Ada kesan seakan Yesus tidak mempedulikan IbuNya seperti disampaikan injil hari
ini. Memang musti dikatakan bahwa Yesus tidak mengingkari ibu-Nya, tetapi Ia
menegaskan bahwa bagi Yesus, yang menentukan dalam hubungan dengan ibuNya,
sanak saudara dan muridNya adalah HUBUNGAN BATIN, yang dibuktikan dalam
perbuatan seperti : menghayati ajaranNya dan meresapkannya dalam hidup, lalu
ajaranNya itu dijadikan sebagai pedoman dalam tindakan dan perbuatan. Bagi
Yesus, jika orang sudah melakukan hal ini, ia sudah tidak kurang suatu apapun.
Ia tidak perlu iri kepada orang yang kebetulan sedarah dengan Yesus, hidup
sesaman dengan Yesus atau pernah melihat wajah Yesus. Tidak melihat namun
percaya oleh Yesus dinilai lebih dari pada: karena telah melihat lalu percaya.
Dengan Sabda Yesus kali ini, Ia mau menandaskan bahwa yang penting itu adalah
iman, mendengarkan Sabda dan melakukannya. Yang diinginkan oleh mata, atau yang
menimbulkan rasa puas sebagai manusia, menjadi tidak penting lagi. Keluarga
Mesias berdasarkan darah dan daging, tidak memberi keistimewaan apa-apa dan
tidak menjamin keselamatan. Yang menentukan adalah iman dan perbuatan.

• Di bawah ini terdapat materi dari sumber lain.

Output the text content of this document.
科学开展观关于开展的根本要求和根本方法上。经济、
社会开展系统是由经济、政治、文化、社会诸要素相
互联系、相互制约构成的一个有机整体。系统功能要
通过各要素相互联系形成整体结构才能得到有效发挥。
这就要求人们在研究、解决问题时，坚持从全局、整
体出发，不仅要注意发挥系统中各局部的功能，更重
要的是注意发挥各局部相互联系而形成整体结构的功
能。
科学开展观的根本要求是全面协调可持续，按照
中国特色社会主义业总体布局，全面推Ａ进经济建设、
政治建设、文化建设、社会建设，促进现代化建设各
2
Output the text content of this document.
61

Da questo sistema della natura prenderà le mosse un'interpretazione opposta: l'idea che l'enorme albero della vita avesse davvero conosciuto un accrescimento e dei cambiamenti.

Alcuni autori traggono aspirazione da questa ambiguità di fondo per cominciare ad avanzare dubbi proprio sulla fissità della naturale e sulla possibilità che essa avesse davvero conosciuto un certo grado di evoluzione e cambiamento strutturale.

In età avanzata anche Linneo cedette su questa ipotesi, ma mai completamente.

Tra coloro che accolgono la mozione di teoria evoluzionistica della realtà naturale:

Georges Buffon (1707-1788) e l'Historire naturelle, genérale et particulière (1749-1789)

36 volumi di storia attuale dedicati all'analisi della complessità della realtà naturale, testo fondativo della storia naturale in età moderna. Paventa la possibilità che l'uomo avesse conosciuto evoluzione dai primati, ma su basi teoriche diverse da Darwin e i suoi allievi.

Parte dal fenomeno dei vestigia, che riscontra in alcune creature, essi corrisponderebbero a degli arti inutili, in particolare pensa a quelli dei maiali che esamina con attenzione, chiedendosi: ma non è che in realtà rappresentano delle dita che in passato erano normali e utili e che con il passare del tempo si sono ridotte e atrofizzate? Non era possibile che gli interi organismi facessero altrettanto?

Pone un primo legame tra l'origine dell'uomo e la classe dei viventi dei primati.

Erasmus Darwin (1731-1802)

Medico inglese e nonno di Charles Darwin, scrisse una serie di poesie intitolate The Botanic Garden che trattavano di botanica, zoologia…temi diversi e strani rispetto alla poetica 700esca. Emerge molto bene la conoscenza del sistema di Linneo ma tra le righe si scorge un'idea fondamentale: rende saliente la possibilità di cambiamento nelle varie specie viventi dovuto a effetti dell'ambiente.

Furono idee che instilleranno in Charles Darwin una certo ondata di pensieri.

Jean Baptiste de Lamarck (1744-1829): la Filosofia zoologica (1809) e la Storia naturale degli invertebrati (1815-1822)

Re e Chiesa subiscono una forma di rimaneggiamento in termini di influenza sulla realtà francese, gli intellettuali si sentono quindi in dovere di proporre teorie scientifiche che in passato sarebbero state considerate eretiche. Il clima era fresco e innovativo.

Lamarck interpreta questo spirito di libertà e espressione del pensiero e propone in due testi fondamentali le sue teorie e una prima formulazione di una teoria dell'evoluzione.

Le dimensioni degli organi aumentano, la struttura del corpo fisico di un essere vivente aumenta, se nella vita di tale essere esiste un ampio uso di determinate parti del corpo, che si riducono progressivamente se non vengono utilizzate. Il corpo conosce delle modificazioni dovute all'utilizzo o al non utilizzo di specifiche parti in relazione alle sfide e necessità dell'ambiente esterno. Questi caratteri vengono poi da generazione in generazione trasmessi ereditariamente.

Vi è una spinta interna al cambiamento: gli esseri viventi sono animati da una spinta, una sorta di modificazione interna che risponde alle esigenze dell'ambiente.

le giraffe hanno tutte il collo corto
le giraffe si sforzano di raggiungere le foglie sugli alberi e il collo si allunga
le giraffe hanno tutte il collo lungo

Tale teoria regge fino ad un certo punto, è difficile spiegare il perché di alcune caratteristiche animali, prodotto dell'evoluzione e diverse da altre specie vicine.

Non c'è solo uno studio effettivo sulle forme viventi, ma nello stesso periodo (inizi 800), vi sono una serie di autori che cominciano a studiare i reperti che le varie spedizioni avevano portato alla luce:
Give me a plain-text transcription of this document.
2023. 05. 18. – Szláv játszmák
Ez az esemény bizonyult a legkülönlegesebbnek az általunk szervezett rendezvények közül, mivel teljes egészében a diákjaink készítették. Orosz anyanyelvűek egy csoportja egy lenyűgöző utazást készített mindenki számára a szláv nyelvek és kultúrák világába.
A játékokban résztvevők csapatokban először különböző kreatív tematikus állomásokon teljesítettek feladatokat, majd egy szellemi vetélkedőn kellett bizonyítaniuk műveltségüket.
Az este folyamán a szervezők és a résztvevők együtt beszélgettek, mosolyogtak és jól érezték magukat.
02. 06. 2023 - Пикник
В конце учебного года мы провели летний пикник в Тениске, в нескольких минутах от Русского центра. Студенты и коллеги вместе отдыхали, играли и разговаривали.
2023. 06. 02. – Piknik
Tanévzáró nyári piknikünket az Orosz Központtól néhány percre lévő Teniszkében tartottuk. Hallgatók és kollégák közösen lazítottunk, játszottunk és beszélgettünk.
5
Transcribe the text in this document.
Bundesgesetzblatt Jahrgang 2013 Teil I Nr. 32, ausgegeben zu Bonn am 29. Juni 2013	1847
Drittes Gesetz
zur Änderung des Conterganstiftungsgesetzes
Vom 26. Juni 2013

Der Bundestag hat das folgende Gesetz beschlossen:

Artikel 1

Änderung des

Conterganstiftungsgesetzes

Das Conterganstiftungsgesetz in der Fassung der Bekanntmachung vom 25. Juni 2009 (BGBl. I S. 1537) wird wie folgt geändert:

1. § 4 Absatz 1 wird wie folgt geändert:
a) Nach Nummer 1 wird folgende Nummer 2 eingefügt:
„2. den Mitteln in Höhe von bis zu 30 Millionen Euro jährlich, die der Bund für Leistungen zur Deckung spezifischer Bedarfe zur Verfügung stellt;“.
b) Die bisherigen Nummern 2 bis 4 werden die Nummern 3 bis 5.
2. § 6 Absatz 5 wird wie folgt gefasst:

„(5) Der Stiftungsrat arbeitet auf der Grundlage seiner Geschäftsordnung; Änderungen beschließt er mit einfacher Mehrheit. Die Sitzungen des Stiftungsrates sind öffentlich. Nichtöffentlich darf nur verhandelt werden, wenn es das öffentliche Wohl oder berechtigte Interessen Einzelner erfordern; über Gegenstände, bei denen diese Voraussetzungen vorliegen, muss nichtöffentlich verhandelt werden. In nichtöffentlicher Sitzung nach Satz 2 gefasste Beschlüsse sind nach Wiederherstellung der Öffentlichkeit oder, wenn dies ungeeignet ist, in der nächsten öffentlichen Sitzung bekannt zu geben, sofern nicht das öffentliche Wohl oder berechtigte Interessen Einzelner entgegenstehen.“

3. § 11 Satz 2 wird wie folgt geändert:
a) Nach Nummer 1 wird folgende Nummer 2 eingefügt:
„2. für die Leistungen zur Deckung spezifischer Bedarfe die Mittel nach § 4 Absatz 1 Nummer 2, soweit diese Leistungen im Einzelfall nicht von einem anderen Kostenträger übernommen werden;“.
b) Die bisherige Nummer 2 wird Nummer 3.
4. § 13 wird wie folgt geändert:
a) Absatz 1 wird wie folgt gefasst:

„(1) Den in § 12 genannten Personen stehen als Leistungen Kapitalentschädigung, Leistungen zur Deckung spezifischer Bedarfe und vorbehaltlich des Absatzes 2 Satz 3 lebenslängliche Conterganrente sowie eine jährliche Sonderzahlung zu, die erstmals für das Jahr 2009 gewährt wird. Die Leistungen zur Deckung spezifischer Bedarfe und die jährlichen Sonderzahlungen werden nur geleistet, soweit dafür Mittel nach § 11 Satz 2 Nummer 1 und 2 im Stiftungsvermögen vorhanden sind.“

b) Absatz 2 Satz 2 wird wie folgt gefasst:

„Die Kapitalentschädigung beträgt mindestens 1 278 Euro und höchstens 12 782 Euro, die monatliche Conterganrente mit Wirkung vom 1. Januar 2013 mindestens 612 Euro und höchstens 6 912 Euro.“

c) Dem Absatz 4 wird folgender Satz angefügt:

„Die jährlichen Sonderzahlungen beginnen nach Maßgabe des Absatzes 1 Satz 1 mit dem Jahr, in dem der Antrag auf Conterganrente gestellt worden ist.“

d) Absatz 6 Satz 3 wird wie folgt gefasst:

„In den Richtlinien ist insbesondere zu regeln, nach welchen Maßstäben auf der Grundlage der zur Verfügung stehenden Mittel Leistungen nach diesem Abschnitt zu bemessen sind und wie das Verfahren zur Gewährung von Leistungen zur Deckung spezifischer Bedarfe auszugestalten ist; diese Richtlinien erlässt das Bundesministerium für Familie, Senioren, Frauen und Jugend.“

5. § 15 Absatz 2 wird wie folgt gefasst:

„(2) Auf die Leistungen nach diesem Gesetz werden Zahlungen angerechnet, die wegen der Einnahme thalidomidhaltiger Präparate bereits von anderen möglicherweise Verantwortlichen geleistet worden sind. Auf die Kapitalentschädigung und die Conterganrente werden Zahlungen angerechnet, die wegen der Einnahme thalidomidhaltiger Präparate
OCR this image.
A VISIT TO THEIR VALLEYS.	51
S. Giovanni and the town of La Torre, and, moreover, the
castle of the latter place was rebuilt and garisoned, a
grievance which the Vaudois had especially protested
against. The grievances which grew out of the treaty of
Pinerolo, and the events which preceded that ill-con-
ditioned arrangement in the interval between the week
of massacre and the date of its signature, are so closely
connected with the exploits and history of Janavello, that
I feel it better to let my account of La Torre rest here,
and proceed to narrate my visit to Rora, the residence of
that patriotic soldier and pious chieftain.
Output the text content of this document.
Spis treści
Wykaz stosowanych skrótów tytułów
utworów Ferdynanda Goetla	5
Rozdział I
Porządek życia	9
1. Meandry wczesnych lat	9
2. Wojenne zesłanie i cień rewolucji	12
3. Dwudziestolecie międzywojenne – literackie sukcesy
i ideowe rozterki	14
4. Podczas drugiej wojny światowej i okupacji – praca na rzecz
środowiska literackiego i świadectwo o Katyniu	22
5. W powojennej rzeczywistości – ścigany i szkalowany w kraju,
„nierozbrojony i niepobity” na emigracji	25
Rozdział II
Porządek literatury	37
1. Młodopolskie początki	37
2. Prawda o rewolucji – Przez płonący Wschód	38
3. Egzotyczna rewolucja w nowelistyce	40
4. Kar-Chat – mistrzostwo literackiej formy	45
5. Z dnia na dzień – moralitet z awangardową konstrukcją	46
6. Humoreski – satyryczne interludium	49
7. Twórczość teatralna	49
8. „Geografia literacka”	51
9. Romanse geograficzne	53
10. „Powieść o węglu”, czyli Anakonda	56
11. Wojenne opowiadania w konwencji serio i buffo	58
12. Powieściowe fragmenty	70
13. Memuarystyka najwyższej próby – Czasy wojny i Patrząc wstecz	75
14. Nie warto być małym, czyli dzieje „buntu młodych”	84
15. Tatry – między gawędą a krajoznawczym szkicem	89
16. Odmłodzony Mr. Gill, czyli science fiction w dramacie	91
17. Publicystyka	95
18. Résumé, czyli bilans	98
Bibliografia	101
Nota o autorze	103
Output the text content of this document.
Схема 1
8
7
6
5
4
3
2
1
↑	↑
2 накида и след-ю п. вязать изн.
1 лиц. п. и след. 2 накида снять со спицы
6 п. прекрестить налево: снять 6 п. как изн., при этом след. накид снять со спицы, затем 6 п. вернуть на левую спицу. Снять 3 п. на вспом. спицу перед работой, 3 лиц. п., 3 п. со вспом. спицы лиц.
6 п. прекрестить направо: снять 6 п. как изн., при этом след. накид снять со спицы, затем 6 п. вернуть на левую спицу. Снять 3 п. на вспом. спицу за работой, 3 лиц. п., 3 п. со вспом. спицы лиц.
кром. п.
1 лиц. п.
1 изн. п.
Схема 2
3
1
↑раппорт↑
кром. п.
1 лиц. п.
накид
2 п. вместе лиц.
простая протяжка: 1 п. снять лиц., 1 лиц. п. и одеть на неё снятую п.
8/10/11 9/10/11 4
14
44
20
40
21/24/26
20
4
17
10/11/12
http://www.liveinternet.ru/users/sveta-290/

Satu-satunya jaminan keselamatan adalah mendengarkan firman Allah dan
melakukannya.
Marilah
Berdoa:Allah yang maharahim, kehendakMu bagi kami semua adalah agar kami selamat. Semoga kami menjadi manusia yang setia mendengar firmanMu dan tekun menjalankannya dalam perbuatan kami sehari- hari. Terimakasih untuk hari baru ini, terimakasih untuk pemeliharaanMu bagi kami pada malam tadi, dan restui kami menjalani kegiatan kami hari ini dengan berkat Roh KudusMu, agar kami bisa mewarnai seluruh pelaksanaan tugas kami dalam iman kepadaMu. Demi Kristus Pengantara kami. Amin.